Wednesday, June 09, 2004

Ramallah

While most of my days of late have been spent in the library, I have managed to fit in some other, less boring-for-writing-about activities. On Monday, Luise and I hopped the sherut to Ramallah, after having promised Shadi that we would visit him in his new Falafal shop.

The trip across the border was hassle-free. I suppose anyone can go to the territories. It's coming back that's the problem. So it was pretty simple, and dirt cheap to get there. Most of my friends told us we were crazy, including my roomate. It seems that everybody is convinced that you can't visit Palestine without being robbed/lynched/shot or worse. Being pretty sure that this wasn't the case at all, Luise and I went anyway.

A big surprise: most of Ramallah, at least the part that we saw, is beautiful. The downtown area is a bit rundown, with typical willy-nilly traffic, huge signs running up the sides of buildings, and graffiti, but it wasn't all that bad. No worse than certain parts of Jerusalem. And driving out towards Shadi's mall: amazing. All the buildings seemed brand new, white and glistening, the streets were well-paved (having been recently redone after the latest air-strike six months ago, which left them a mess) and clean; there were trees everywhere. Nobody stared at us or harassed us; in fact everyone was kind and helpful. Definitely not what I'd expected.

I'm sure there are parts of Ramallah that display the poverty I've heard so much about, but the West Bank is obviously more prosperous than Gaza, and a lot of Ramallah was built up in the short-lived halcyon days following Oslo. The only mar on the pretty landscape was Arafat's huge compound, right in the middle of the suburbs--a walled in mini-war-zone. Past the walls I could just glimpse the remains of several buildings, and piles of stone and rubble. I kept thinking: inside is the architect of so much suffering. I almost thought: blow it off the face of the earth. But I restrained myself.

We had shawarma with Shadi, and then he drove us around a bit. We saw the theatre where he works, which was really amazing--this little black-box theatre. Shadi's picture was up on the wall in some play or another, along with several awards and posters for previous shows. We met some of his friends, who were all very nice, and communicated quite well with us in broken English.

One man started speaking to me in Arabic, and continued after I told him I was American, convinced I couldn't be. Apparently I look Arab. I get this a lot here. But finally he switched to English, and started explaining to us the map of Palestine on the wall that detailed Israel's separation fence. He pointed to it and said "Israel take all of this," meaning the massive amount of land Israel wants to contain within the fence in order to surround its settlements. But then he started laughing and telling jokes. "Is good, the fence. Our children no get lost. We can let them to play, and they can go as far they want, all the way to the fence. Then they turn around and come home. Nobody get lost in Palestine!" He was really sweet.
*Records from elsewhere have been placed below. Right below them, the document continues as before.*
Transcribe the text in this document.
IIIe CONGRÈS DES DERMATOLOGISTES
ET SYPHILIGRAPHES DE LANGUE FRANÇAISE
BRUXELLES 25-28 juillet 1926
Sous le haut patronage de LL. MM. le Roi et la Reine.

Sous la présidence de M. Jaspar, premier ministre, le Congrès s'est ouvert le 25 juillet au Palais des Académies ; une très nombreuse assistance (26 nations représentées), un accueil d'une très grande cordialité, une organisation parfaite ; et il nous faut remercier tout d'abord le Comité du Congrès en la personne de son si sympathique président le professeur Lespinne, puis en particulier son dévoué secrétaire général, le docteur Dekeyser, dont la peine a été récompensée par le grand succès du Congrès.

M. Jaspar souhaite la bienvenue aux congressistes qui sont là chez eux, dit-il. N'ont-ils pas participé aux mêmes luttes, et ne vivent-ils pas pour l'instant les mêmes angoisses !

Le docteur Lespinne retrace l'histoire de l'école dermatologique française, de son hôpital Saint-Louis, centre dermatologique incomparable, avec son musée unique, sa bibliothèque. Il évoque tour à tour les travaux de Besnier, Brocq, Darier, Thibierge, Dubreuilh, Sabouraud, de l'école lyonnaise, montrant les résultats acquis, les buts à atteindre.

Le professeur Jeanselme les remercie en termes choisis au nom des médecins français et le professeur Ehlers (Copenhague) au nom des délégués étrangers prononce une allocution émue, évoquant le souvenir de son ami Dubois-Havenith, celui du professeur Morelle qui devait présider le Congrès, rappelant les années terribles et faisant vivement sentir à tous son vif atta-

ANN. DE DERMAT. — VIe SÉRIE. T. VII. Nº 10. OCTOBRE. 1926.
After that, we went for ice cream and bought some Arabic books. Then we started the journey back, through two checkpoints--one of which we had to approach one person at a time. It wasn't that bad though, really. But it must be absolutely horrible when there's a long long line.

I hope to go back to Ramallah. Shadi wants us to spend the night sometime, go to a party, hang out all day. No time left this year, but hopefully next semester. We'll see.